Factual · Powerful · Original · Iconoclastic
. . . it was a bit like going to Ramadi. You had to be there to believe it. I liked the odds, three of them against me. Along with Franken, there was Paul Rieckhoff, the executive director and founder of the leftie Iraq and Afghanistan Veterans of America, and Jane Arraf, a press fellow at the Council on Foreign Relations and the former Baghdad bureau chief for CNN. Asked if I thought Americans were getting the real story from Iraq, I said no and much of the blame lay with reporters who refuse to leave their Baghdad hotels. Instead they rely on wholly unreliable stringers. I said if they didn't have the guts to go out to get the stories, they had no place taking the slot of somebody else who might. Naturally Arraf leapt to the media's defense, talking about the dangers of being shot down by a missile while landing in Baghdad, the dangers of the airport road to the Green Zone . . . I cut her off. Nobody has ever been shot down landing at that airport and virtually nobody has been killed on that road this year. Reporters come in by armored bus or helicopter. She was spewing reporter bravado, I said, and I didn't want to hear it because there are brave reporters who truly do risk their lives. Here's where it gets unbelievable. She told me I had no idea how bad a Baghdad hotel could be! Holy cow! I just came back from being machine-gunned, mortared, and sniped and she's complaining that the linen is sometimes dirty at the Al Rashid?
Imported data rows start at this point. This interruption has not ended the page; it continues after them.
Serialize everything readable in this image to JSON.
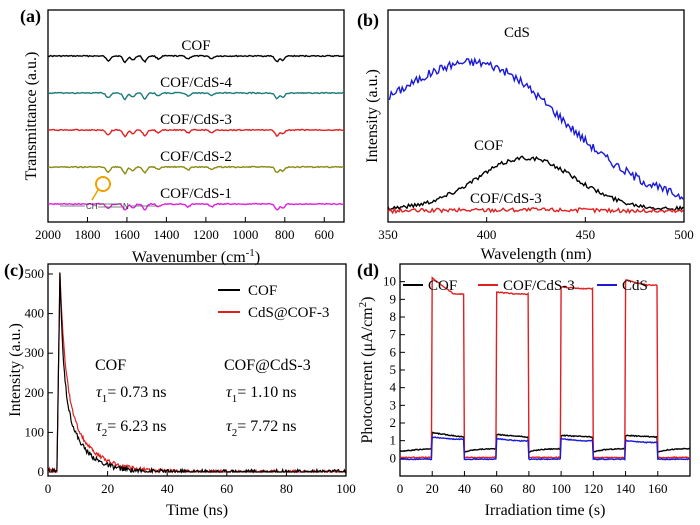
{
  "chart_data": [
    {
      "panel": "(a)",
      "type": "line",
      "xlabel": "Wavenumber (cm",
      "xlabel_sup": "-1",
      "xlabel_end": ")",
      "ylabel": "Transmittance (a.u.)",
      "x_reversed": true,
      "xlim": [
        500,
        2000
      ],
      "xticks": [
        2000,
        1800,
        1600,
        1400,
        1200,
        1000,
        800,
        600
      ],
      "series": [
        {
          "name": "COF",
          "color": "#000000",
          "offset": 5.0
        },
        {
          "name": "COF/CdS-4",
          "color": "#1a7a7a",
          "offset": 4.0
        },
        {
          "name": "COF/CdS-3",
          "color": "#e02020",
          "offset": 3.0
        },
        {
          "name": "COF/CdS-2",
          "color": "#8a8a10",
          "offset": 2.0
        },
        {
          "name": "COF/CdS-1",
          "color": "#e020e0",
          "offset": 1.0
        }
      ],
      "dips": [
        {
          "x": 1695,
          "depth": 0.35
        },
        {
          "x": 1610,
          "depth": 0.45
        },
        {
          "x": 1570,
          "depth": 0.3
        },
        {
          "x": 1510,
          "depth": 0.4
        },
        {
          "x": 1440,
          "depth": 0.2
        },
        {
          "x": 1290,
          "depth": 0.2
        },
        {
          "x": 1170,
          "depth": 0.2
        },
        {
          "x": 840,
          "depth": 0.4
        },
        {
          "x": 810,
          "depth": 0.3
        }
      ],
      "annotation": {
        "left": "CH",
        "right": "N",
        "highlight_x": 1695
      },
      "annotation_color": "#f0a000"
    },
    {
      "panel": "(b)",
      "type": "line",
      "xlabel": "Wavelength (nm)",
      "ylabel": "Intensity (a.u.)",
      "xlim": [
        350,
        500
      ],
      "xticks": [
        350,
        400,
        450,
        500
      ],
      "series": [
        {
          "name": "CdS",
          "color": "#1a1ad6",
          "peak_x": 398,
          "peak_y": 1.0,
          "base": 0.5,
          "width": 55
        },
        {
          "name": "COF",
          "color": "#000000",
          "peak_x": 420,
          "peak_y": 0.33,
          "base": 0.03,
          "width": 35
        },
        {
          "name": "COF/CdS-3",
          "color": "#e02020",
          "peak_x": 420,
          "peak_y": 0.025,
          "base": 0.015,
          "width": 60
        }
      ]
    },
    {
      "panel": "(c)",
      "type": "line",
      "xlabel": "Time (ns)",
      "ylabel": "Intensity (a.u.)",
      "xlim": [
        0,
        100
      ],
      "ylim": [
        0,
        500
      ],
      "xticks": [
        0,
        20,
        40,
        60,
        80,
        100
      ],
      "yticks": [
        0,
        100,
        200,
        300,
        400,
        500
      ],
      "legend_position": "top-right",
      "series": [
        {
          "name": "COF",
          "color": "#000000",
          "peak_t": 4,
          "peak": 500,
          "tau1": 0.73,
          "tau2": 6.23,
          "noise": 12
        },
        {
          "name": "CdS@COF-3",
          "color": "#e02020",
          "peak_t": 4,
          "peak": 500,
          "tau1": 1.1,
          "tau2": 7.72,
          "noise": 10
        }
      ],
      "annotations": {
        "left_title": "COF",
        "left_tau1_sym": "τ",
        "left_tau1_sub": "1",
        "left_tau1_val": "= 0.73 ns",
        "left_tau2_sym": "τ",
        "left_tau2_sub": "2",
        "left_tau2_val": "= 6.23 ns",
        "right_title": "COF@CdS-3",
        "right_tau1_sym": "τ",
        "right_tau1_sub": "1",
        "right_tau1_val": "= 1.10 ns",
        "right_tau2_sym": "τ",
        "right_tau2_sub": "2",
        "right_tau2_val": "= 7.72 ns"
      }
    },
    {
      "panel": "(d)",
      "type": "line",
      "xlabel": "Irradiation time (s)",
      "ylabel": "Photocurrent (μA/cm",
      "ylabel_sup": "2",
      "ylabel_end": ")",
      "xlim": [
        0,
        180
      ],
      "ylim": [
        -1,
        11
      ],
      "xticks": [
        0,
        20,
        40,
        60,
        80,
        100,
        120,
        140,
        160
      ],
      "yticks": [
        0,
        1,
        2,
        3,
        4,
        5,
        6,
        7,
        8,
        9,
        10
      ],
      "legend_position": "top",
      "on_intervals": [
        [
          20,
          40
        ],
        [
          60,
          80
        ],
        [
          100,
          120
        ],
        [
          140,
          160
        ]
      ],
      "series": [
        {
          "name": "COF",
          "color": "#000000",
          "on": [
            1.45,
            1.35,
            1.3,
            1.3
          ],
          "off": 0.55,
          "spike": 1.8
        },
        {
          "name": "COF/CdS-3",
          "color": "#e02020",
          "on": [
            10.2,
            9.4,
            9.7,
            10.1
          ],
          "on_end": [
            9.3,
            9.3,
            9.6,
            9.8
          ],
          "off": 0.05,
          "spike": 10.2
        },
        {
          "name": "CdS",
          "color": "#1a1ad6",
          "on": [
            1.2,
            1.1,
            1.1,
            1.0
          ],
          "off": -0.05,
          "spike": 1.2
        }
      ]
    }
  ]
}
Turns out I just couldn't win. Later Rieckhoff commented on my having left the womb of hotel land by saying there are civilians who just love seeing combat, giving it some derogatory name that I don't recall but basically equates with "adrenaline junkie." So get this. If you don't report from where the action is, you're a chickenhawk or chairborne ranger. If you DO, you're pathological. Thank you very much for that analysis, Paul! I hope the book you're hawking sells one copy and that when your mom is through with it she takes it back to the store for a refund.